Em 2004, dona Felícia relatou à repórter Natália Suzuki seu último encontro com Ísis. Foi no Rio de Janeiro, no dia em que a jovem guerrilheira completou 30 anos.

“Era um domingo e tudo estava fechado, Pegamos um circular e fomos num lugar longe, lá em Copacabana. Entramos numa lanchonete que encontramos aberta. Apesar da minha crise de vesícula, eu ainda comi uma tortinha de morango com creme de chantilly naquele dia. Não devia…”

Chegada da Corrida Por Ísis: Alexandre Maciel, que nos acompanhou de bicicleta, eu, Ana Paula e Ana Claudia -- foto Genira Chagas

No início de 1972, dona Felícia novamente viajou para o Rio. Sentada dos fundos da igreja da Candelária, esperou pela filha –era a terceira vez em que a moça não comparecia a um encontro marcado. A definitiva.

Costureira nascida em Miranda, em Mato Grosso do Sul, ela buscou durante anos a verdade sobre o caso. Em 1974, chegou a ir a Londres para confirmar um boato de que Isis estava vivendo por lá.

Em 1999, dona Felícia (1917-2010) inaugurou no final da  rua Albion, na Lapa, a praça Ísis Dias de Oliveira, destino de nossa corrida de hoje, que teve pouco mais de doze quilômetros (com esse trecho, superei hoje a marca de 500 quilômetros percorridos desde o dia 14 de novembro; se nenhum imprevisto acontecer, vou conseguir completar o desafio de inteirar seiscentos quilômetros antes mesmo de meu aniversário de 60 anos, no dia 14 de fevereiro próximo).

Minúscula, a praça triangular tem um perímetro inferior a cinquenta metros. Conta, porém, com três enormes figueiras, cujas raízes se emaranham sobre a terra. Abandonada, é ponto de depósito de lixo e bugigangas –os companheiros que chegaram à praça hoje de manhã para esperar os corredores  tiveram de fazer uma limpeza geral da área para que ficasse mais visível o monumento em homenagem a Ísis.

É apenas uma pedra simples em que se destaca a frase “Quando eu não puder mais falar, vocês falarão por mim”, trecho de uma carta que ela escreveu para a mãe.

Laura Lucena e Del Roio, Lavínia (filha de Del Roio), Ana Claudia, Jacy, Ana Paula, Genira, eu e Alexandre - foto Eleonora de Lucena

Ali depositamos flores, e Del Roio falou um pouco sobre Ísis, como você pode ver no vídeo que registrou nossa homenagem.


A celebração foi para Ísis.

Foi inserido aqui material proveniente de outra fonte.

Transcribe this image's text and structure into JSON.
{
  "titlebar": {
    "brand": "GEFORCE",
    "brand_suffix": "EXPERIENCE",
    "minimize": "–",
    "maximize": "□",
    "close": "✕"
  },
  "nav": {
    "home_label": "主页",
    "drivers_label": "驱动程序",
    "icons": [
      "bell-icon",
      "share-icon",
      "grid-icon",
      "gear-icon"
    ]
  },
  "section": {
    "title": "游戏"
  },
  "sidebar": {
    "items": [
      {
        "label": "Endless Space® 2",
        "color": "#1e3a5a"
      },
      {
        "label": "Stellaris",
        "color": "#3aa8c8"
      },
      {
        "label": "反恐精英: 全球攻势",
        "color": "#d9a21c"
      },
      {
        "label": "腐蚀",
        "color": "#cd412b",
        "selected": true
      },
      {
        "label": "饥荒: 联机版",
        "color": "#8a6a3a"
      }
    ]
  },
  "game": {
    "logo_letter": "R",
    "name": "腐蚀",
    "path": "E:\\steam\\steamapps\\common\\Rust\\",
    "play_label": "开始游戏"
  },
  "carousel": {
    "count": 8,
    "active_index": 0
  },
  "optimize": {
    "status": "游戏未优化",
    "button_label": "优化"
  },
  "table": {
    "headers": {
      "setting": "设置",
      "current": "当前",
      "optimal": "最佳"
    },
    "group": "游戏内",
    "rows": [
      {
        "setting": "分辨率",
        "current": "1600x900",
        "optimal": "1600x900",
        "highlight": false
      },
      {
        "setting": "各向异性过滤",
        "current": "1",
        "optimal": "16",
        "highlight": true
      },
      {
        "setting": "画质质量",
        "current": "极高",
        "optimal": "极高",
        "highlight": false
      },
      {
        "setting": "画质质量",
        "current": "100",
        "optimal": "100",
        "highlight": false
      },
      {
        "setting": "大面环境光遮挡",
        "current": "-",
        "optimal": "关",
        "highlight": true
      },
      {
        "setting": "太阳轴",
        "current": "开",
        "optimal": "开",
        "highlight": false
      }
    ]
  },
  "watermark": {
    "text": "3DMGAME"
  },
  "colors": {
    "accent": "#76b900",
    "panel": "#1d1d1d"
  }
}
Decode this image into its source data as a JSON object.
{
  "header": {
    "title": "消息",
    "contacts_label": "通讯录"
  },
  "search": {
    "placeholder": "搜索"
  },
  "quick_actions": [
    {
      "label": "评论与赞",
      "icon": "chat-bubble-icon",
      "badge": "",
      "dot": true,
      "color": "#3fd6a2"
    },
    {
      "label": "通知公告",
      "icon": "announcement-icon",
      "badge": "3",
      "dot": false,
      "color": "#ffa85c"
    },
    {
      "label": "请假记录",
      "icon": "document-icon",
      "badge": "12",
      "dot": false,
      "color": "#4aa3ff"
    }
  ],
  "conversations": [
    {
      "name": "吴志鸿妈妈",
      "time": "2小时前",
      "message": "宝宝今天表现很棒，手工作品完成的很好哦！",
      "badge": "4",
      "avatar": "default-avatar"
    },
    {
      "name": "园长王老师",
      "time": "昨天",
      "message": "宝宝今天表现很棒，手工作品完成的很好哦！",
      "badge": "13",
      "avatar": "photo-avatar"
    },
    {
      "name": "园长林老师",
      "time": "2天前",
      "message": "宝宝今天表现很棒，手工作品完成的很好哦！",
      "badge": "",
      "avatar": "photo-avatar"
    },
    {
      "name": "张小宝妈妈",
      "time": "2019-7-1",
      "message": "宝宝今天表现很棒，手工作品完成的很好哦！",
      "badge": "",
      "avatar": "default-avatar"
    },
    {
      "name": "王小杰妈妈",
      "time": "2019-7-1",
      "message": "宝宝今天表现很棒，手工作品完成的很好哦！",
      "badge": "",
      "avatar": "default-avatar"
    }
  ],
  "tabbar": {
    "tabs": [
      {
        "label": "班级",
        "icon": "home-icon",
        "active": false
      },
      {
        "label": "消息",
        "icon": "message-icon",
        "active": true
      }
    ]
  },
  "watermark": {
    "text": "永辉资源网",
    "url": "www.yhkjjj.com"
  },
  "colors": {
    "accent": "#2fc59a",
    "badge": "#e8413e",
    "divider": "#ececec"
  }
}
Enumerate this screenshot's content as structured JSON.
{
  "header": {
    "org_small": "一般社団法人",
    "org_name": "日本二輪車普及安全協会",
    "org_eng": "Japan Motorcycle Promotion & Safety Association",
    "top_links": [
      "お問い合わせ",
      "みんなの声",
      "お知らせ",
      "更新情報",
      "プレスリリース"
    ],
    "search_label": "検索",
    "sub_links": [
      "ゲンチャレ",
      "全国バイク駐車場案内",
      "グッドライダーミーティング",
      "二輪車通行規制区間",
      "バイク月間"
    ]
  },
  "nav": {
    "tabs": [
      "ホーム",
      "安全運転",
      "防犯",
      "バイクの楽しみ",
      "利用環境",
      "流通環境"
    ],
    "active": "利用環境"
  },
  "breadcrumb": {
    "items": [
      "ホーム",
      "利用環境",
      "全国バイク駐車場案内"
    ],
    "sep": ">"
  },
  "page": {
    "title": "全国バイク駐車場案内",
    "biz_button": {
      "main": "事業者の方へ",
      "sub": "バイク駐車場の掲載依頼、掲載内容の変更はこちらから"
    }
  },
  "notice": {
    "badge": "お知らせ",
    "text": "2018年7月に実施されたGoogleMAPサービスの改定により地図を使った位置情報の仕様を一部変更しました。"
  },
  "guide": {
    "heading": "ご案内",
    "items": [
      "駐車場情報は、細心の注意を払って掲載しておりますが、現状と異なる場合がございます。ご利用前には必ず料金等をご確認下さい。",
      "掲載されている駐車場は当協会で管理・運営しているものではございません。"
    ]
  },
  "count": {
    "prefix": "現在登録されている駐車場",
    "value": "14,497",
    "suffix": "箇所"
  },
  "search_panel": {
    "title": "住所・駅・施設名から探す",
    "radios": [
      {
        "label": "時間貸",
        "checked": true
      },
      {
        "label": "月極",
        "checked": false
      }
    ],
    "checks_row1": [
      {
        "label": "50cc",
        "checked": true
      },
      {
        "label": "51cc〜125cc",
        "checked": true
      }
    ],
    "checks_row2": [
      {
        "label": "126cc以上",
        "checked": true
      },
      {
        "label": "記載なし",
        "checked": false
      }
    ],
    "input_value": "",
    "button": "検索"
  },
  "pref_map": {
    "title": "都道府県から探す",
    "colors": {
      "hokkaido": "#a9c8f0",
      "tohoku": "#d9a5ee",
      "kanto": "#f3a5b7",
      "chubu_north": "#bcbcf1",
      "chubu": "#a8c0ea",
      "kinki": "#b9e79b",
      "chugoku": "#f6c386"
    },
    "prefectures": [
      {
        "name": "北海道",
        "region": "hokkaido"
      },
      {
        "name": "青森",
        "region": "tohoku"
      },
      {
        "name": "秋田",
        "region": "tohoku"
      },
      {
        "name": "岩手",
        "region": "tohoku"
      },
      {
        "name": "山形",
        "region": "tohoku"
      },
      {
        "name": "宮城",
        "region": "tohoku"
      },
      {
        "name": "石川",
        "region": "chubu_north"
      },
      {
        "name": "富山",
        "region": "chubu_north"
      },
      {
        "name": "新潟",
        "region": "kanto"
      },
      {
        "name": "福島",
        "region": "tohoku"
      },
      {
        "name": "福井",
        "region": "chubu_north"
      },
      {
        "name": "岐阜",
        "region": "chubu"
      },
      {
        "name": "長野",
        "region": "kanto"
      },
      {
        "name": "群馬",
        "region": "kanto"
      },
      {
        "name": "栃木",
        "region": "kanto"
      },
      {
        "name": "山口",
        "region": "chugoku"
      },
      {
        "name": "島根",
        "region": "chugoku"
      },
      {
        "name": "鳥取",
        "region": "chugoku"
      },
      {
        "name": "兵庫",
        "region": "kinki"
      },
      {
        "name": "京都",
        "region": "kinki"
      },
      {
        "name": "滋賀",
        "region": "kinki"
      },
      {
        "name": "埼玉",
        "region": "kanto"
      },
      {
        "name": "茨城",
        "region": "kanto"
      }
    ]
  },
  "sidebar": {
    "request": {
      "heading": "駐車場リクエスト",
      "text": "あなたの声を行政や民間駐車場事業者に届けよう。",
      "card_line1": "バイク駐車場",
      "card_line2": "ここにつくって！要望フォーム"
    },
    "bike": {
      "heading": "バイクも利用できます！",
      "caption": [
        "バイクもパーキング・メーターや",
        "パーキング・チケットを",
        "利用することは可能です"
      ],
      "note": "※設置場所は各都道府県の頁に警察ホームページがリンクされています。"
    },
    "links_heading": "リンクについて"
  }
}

Em nome dela, homenageamos todos os que combateram a ditadura militar e que, com seu sangue, ajudaram a construir a democracia no Brasil, hoje novamente ameaçada.

Que eles sirvam de inspiração para que continuemos todos a luta por uma nação livre, justa e soberana.

VAMO QUE VAMO!!!!


Percurso do dia 31 de janeiro de 2017
12,09 km percorridos em 2h08min04

Acumulado no projeto 600 aos 60
501,59 km percorridos em 101h03min44

Acumulado no projeto 60M 60A
278,39 km percorridos em 54h04min51

























1 comment:

  1. Belo texto, belíssima homenagem. Fico comovido, mas agradeço por informações de não tinha sobre a Isis.